Department of Chemistry, UniVersity of Waterloo, Waterloo, Ontario, Canada N2L 3G1, Département de
Chimie, Laboratoire des Méchanismes Réactionnels (URA 1307 CNRS), Ecole Polytechnique,
91128 Palaiseau Cedex, France, Institute de Chimie Physique, UniVersitéde Fribourg, Perolles,
Fribourg CH-1700, Switzerland, and Laboratoire de Chimie Theorique, DSM/DRECAM/SPAM,
CE-CEA Saclay, 91191 Gif-sur-YVette, France

Received: January 28, 1997; In Final Form: June 6, 1997

Abstract: A new experimental apparatus is described which permits the determination of binding energetics for metal-
ligand complexes.

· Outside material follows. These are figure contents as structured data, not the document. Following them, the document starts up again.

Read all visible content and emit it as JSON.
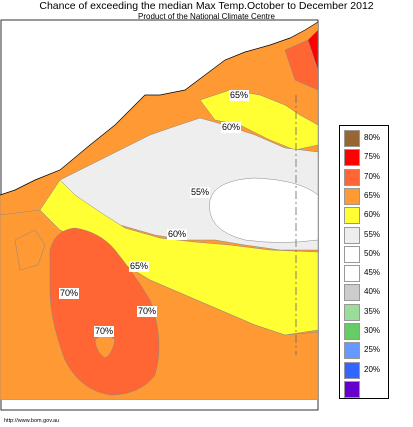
{
  "title": "Chance of exceeding the median Max Temp.October to December 2012",
  "subtitle": "Product of the National Climate Centre",
  "credit": "http://www.bom.gov.au",
  "colors": {
    "sea": "#ffffff",
    "band_80": "#996633",
    "band_75": "#ff0000",
    "band_70": "#ff6633",
    "band_65": "#ff9933",
    "band_60": "#ffff33",
    "band_55": "#eeeeee",
    "band_50": "#ffffff",
    "band_45": "#ffffff",
    "band_40": "#cccccc",
    "band_35": "#99dd99",
    "band_30": "#66cc66",
    "band_25": "#6699ff",
    "band_20": "#3366ff",
    "band_15": "#6600cc"
  },
  "legend": {
    "items": [
      {
        "label": "80%",
        "color": "#996633"
      },
      {
        "label": "75%",
        "color": "#ff0000"
      },
      {
        "label": "70%",
        "color": "#ff6633"
      },
      {
        "label": "65%",
        "color": "#ff9933"
      },
      {
        "label": "60%",
        "color": "#ffff33"
      },
      {
        "label": "55%",
        "color": "#eeeeee"
      },
      {
        "label": "50%",
        "color": "#ffffff"
      },
      {
        "label": "45%",
        "color": "#ffffff"
      },
      {
        "label": "40%",
        "color": "#cccccc"
      },
      {
        "label": "35%",
        "color": "#99dd99"
      },
      {
        "label": "30%",
        "color": "#66cc66"
      },
      {
        "label": "25%",
        "color": "#6699ff"
      },
      {
        "label": "20%",
        "color": "#3366ff"
      },
      {
        "label": "",
        "color": "#6600cc"
      }
    ]
  },
  "map_labels": {
    "north_65": "65%",
    "north_60": "60%",
    "central_55": "55%",
    "central_60": "60%",
    "south_65": "65%",
    "west_70": "70%",
    "sw_70a": "70%",
    "sw_70b": "70%"
  }
}
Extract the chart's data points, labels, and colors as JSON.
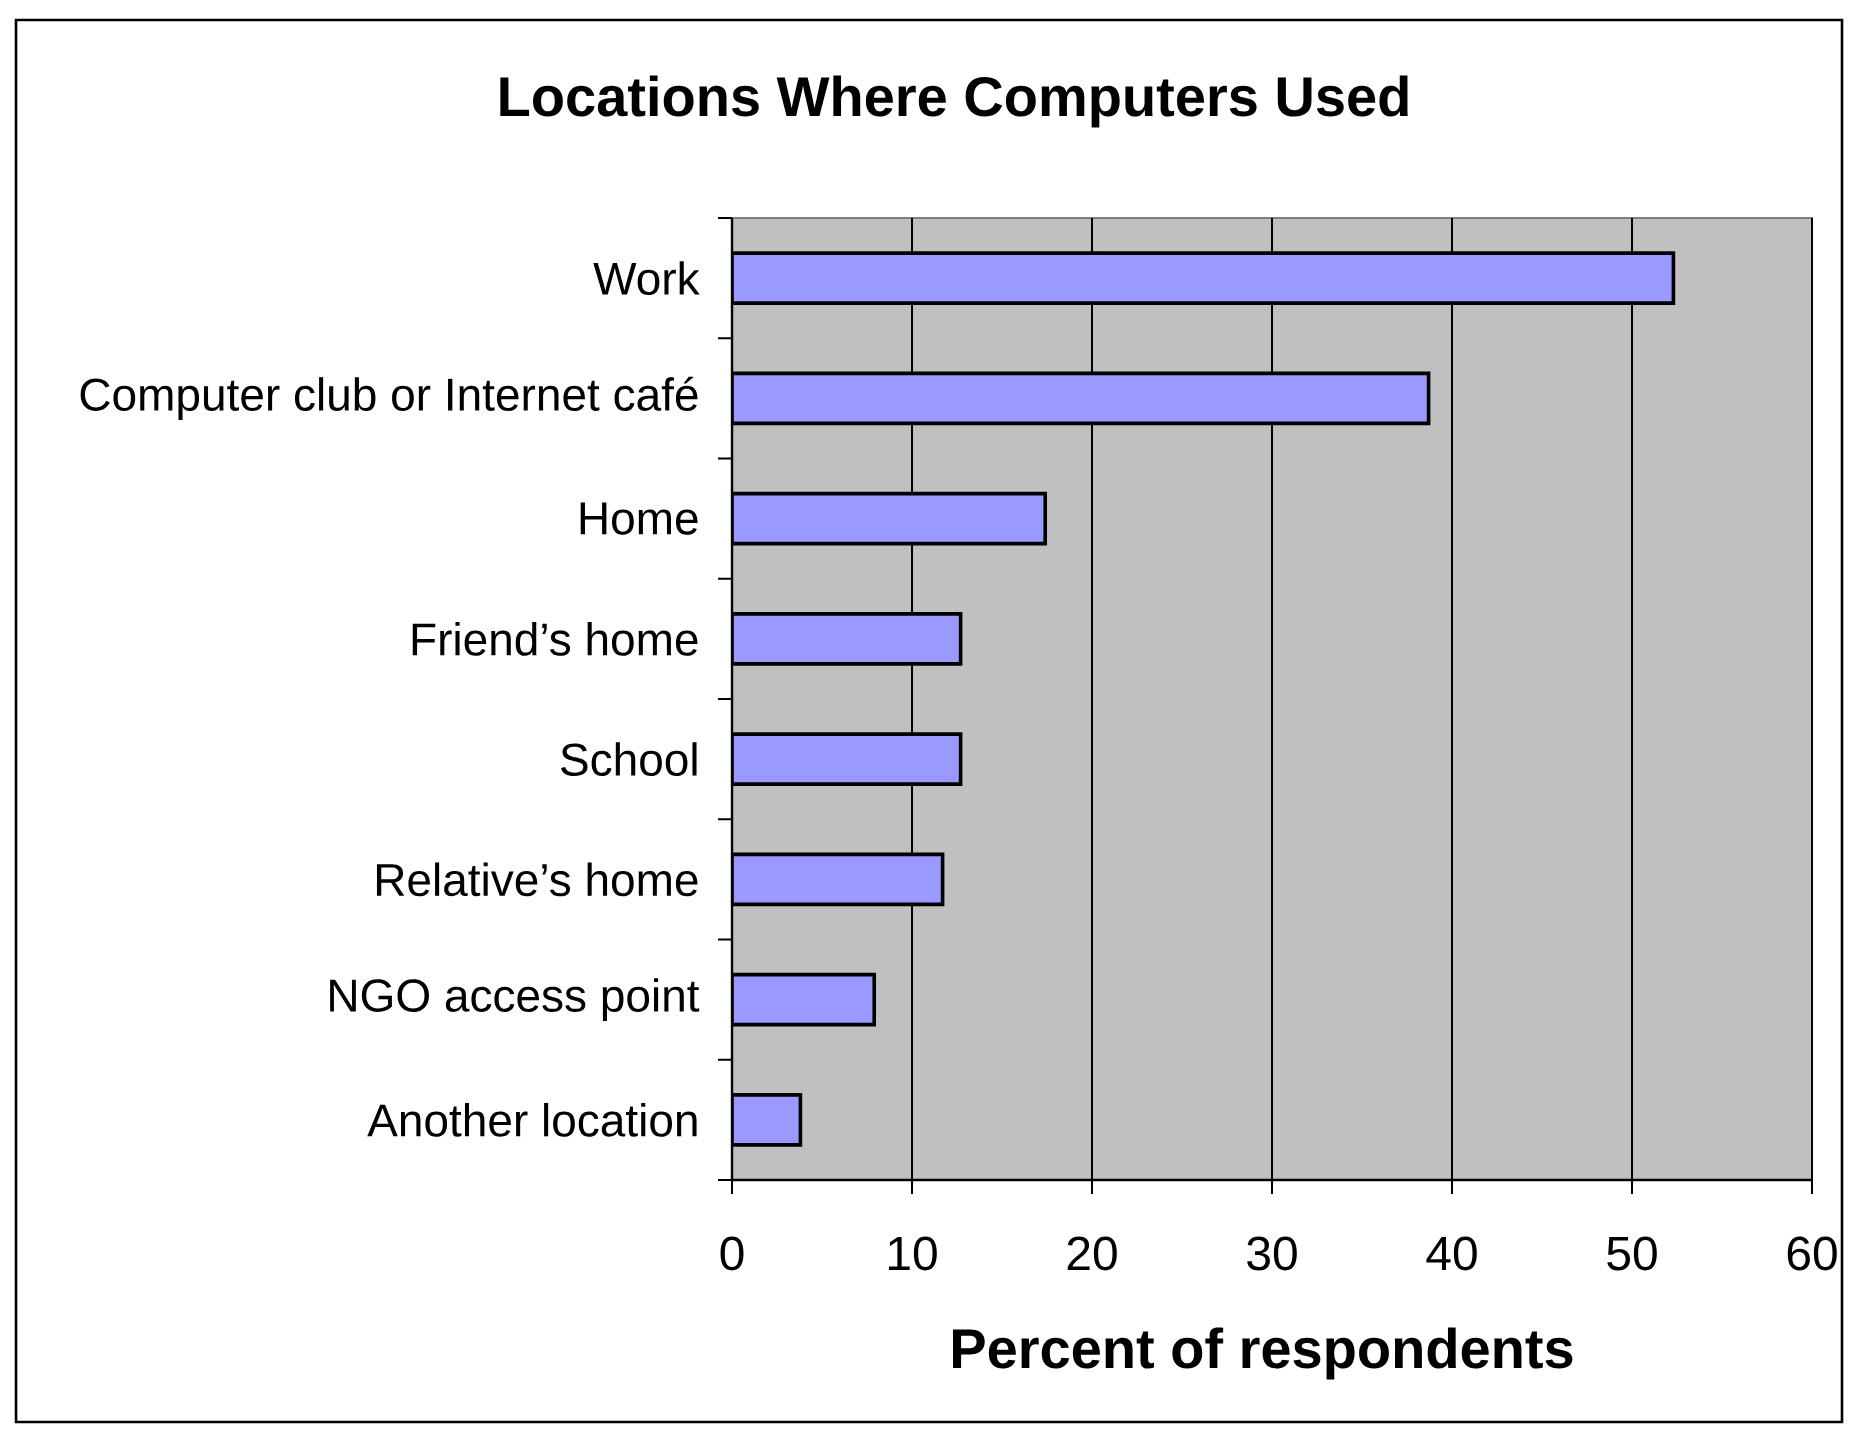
{
  "chart_data": {
    "type": "bar",
    "orientation": "horizontal",
    "title": "Locations Where Computers Used",
    "xlabel": "Percent of respondents",
    "categories": [
      "Work",
      "Computer club or Internet café",
      "Home",
      "Friend’s home",
      "School",
      "Relative’s home",
      "NGO access point",
      "Another location"
    ],
    "values": [
      52.3,
      38.7,
      17.4,
      12.7,
      12.7,
      11.7,
      7.9,
      3.8
    ],
    "color": "#9999ff",
    "xlim": [
      0,
      60
    ],
    "xticks": [
      0,
      10,
      20,
      30,
      40,
      50,
      60
    ],
    "grid": "x"
  }
}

This technique mates laser ablation for the generation of atomic metal ions with the
environment of a high-pressure ion source which leads to rapid termolecular stabilization of metal ion-ligand
complexes containing one or more ligands. The time resolved capability of the detection system allows
equilibrium to be studied quantitatively for binding energies in the range of 5-30 kcal mol^-1 . Such
measurements of the absolute binding energy of formaldehyde to Al⁺ combined with existing bimolecular
Al⁺ exchange equilibrium data leads to an absolute Al⁺ affinity scale. For two ligand complexes an extensive
ab initio search of the potential energy surfaces shows that the experimentally observed species involving
CH₃CN and (CH₃)₂O involve simple ligand complexation with an acute L-Al-L bond angle (L = ligand)
rather than hydrogen bonded or inserted structures. In one instance a third ligand complexation has been
experimentally investigated likely leading to a species of pyramidal geometry.